Figure 3: The distance from LSL to the mean VM represents the number of Sigmas for the distribution. The farther VM is from LSL, the lower is the required sampling number to insure that all the unmeasured cloned IOs are still above the LSL. |
A practical method
Ideally, if the sampled ESD readings are bounded from above and below, with a gap between the smallest readings and the LSL, then one can make inferences regarding the pins that were not sampled. Statistical confidence statements can be made with regard to the proportion that is likely to fall below the LSL among the pins that were not sampled.
An applied sampling method has to be simple and practical. First, the failure distribution of the clone pins should be Gaussian in nature with a reasonably tight range (R) as determined by the distance between the maximum voltage where all pins still pass (V1), and minimum voltage where all pins fail (V2). With this value of R, the Sigma () for the distribution can be estimated.

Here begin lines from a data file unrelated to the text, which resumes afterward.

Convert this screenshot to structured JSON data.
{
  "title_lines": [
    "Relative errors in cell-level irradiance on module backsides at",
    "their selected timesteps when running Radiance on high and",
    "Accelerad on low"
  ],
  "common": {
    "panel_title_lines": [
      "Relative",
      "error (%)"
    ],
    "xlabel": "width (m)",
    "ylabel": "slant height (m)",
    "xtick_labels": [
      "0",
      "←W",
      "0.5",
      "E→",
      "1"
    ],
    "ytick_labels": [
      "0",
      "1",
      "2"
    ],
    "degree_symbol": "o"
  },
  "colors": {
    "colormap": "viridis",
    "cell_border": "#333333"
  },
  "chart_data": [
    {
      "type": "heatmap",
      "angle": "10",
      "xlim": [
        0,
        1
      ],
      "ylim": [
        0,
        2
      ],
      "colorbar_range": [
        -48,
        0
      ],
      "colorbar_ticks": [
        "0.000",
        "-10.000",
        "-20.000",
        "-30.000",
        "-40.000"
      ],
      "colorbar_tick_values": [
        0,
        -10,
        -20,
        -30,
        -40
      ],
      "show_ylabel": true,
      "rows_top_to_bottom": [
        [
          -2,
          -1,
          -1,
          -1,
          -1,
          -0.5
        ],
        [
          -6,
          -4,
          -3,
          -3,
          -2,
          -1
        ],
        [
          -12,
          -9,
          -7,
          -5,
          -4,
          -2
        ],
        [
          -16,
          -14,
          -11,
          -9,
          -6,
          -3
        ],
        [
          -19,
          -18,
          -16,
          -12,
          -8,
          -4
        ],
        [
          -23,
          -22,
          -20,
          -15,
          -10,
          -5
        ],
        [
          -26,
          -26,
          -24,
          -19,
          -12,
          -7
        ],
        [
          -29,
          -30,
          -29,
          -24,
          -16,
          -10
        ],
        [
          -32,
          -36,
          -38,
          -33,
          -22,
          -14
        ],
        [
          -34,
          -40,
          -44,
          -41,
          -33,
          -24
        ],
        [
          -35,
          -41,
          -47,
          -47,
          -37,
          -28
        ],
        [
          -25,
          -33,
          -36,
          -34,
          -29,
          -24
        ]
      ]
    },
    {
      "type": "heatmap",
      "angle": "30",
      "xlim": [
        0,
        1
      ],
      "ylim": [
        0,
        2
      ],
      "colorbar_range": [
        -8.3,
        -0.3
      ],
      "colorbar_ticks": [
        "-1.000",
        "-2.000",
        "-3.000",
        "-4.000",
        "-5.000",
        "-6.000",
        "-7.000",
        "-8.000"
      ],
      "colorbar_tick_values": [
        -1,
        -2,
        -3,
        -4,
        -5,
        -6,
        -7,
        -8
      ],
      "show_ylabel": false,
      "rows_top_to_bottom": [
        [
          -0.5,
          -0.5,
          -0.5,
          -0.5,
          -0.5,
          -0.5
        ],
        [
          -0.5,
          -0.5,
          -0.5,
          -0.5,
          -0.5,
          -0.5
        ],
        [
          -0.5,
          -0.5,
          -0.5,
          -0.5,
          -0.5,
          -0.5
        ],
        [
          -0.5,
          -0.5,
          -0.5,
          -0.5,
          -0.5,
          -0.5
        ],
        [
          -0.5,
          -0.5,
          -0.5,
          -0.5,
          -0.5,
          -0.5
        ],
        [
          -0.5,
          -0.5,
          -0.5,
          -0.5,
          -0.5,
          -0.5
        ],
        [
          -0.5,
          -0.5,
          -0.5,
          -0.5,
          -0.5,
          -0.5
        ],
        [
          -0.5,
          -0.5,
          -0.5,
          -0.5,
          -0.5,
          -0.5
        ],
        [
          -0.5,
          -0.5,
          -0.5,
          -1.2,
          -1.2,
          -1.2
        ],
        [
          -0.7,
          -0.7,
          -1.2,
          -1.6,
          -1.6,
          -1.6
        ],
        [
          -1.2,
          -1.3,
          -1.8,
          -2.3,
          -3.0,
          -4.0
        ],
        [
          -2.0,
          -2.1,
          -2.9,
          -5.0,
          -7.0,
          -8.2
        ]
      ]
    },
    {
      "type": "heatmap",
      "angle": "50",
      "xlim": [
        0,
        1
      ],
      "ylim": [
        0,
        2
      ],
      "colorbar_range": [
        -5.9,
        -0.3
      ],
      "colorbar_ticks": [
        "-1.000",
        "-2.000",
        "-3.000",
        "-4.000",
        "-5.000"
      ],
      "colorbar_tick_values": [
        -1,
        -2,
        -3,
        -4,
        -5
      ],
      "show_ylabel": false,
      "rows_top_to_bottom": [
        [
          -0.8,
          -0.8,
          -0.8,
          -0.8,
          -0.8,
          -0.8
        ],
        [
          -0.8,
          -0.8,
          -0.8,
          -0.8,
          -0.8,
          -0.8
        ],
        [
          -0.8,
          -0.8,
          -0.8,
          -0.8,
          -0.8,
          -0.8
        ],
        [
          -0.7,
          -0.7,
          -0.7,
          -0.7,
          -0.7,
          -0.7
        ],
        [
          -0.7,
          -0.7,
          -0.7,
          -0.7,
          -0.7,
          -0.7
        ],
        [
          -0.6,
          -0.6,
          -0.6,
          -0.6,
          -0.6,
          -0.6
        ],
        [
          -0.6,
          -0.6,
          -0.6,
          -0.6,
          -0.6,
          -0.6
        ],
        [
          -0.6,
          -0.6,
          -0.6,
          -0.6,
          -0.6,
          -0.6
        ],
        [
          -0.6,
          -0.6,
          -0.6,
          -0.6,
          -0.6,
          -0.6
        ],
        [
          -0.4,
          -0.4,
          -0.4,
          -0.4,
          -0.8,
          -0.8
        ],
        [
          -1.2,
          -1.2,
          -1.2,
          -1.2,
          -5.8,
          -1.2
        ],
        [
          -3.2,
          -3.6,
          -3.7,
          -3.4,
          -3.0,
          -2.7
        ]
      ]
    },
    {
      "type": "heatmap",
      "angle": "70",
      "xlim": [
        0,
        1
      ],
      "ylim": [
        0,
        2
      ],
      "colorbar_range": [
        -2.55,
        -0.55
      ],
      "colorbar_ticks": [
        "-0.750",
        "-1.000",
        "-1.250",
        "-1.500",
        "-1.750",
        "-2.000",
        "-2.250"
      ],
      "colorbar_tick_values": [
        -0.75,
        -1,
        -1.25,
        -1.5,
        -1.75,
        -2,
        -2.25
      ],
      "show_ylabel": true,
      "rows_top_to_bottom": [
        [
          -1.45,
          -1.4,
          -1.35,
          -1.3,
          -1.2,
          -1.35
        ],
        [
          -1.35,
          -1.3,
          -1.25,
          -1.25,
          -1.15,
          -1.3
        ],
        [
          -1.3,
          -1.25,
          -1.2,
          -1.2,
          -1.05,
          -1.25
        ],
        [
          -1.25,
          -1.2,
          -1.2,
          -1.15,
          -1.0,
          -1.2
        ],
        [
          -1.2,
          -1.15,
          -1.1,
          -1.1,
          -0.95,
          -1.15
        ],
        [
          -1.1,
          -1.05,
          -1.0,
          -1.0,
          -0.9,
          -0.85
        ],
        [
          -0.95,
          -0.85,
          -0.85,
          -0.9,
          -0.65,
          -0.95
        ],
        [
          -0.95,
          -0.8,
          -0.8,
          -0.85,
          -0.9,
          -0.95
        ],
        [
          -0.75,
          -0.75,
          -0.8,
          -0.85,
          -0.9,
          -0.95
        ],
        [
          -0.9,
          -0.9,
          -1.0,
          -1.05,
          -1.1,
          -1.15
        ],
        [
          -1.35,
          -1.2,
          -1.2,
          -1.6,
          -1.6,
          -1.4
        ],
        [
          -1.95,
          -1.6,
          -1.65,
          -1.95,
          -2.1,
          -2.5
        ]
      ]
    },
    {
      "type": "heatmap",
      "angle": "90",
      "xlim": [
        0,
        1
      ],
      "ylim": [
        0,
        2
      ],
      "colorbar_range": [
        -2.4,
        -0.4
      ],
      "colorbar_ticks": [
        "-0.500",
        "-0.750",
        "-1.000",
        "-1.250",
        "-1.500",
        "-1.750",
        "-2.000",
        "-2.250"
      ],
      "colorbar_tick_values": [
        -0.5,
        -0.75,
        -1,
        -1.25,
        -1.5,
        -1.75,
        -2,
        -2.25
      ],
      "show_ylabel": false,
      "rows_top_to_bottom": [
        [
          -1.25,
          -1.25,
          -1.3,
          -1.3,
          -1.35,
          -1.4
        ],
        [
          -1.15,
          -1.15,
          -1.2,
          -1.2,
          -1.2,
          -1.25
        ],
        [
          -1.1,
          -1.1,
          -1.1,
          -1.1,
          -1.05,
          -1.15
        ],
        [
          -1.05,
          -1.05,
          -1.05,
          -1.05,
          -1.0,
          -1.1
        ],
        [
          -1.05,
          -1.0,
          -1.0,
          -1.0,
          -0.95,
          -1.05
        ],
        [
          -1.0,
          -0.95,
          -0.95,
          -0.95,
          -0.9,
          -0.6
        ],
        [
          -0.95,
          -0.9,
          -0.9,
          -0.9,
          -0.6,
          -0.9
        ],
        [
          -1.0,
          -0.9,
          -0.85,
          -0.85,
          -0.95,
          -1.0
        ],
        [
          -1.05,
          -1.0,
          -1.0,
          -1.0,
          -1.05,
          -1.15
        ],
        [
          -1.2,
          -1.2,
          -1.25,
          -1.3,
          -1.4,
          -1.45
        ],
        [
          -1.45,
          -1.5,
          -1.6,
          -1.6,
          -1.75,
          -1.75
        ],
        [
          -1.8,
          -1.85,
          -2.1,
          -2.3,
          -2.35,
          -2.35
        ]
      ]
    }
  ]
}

But how many data readings are necessary? From known statistics for normal distribution, the expected value of the range is a multiple of with the multiple as a function of the count of readings. It turns out that 30 is a practical count for which the range R would be within about four sigmas (figure 1). For distributions that are Gaussian in nature, the Min voltage and the mid-range voltage where half of the pins fail (VM) can be used with equal accuracy (figure 2). Find the V1 and VM values by simply selecting 30 random clones and testing until half of them fail. The number of sigmas that can fit between LSL and VM determines the cumulative distribution function (CDF) at the LSL (figure 3). The CDF at the LSL represents the proportion out of the specification for each sampled pin.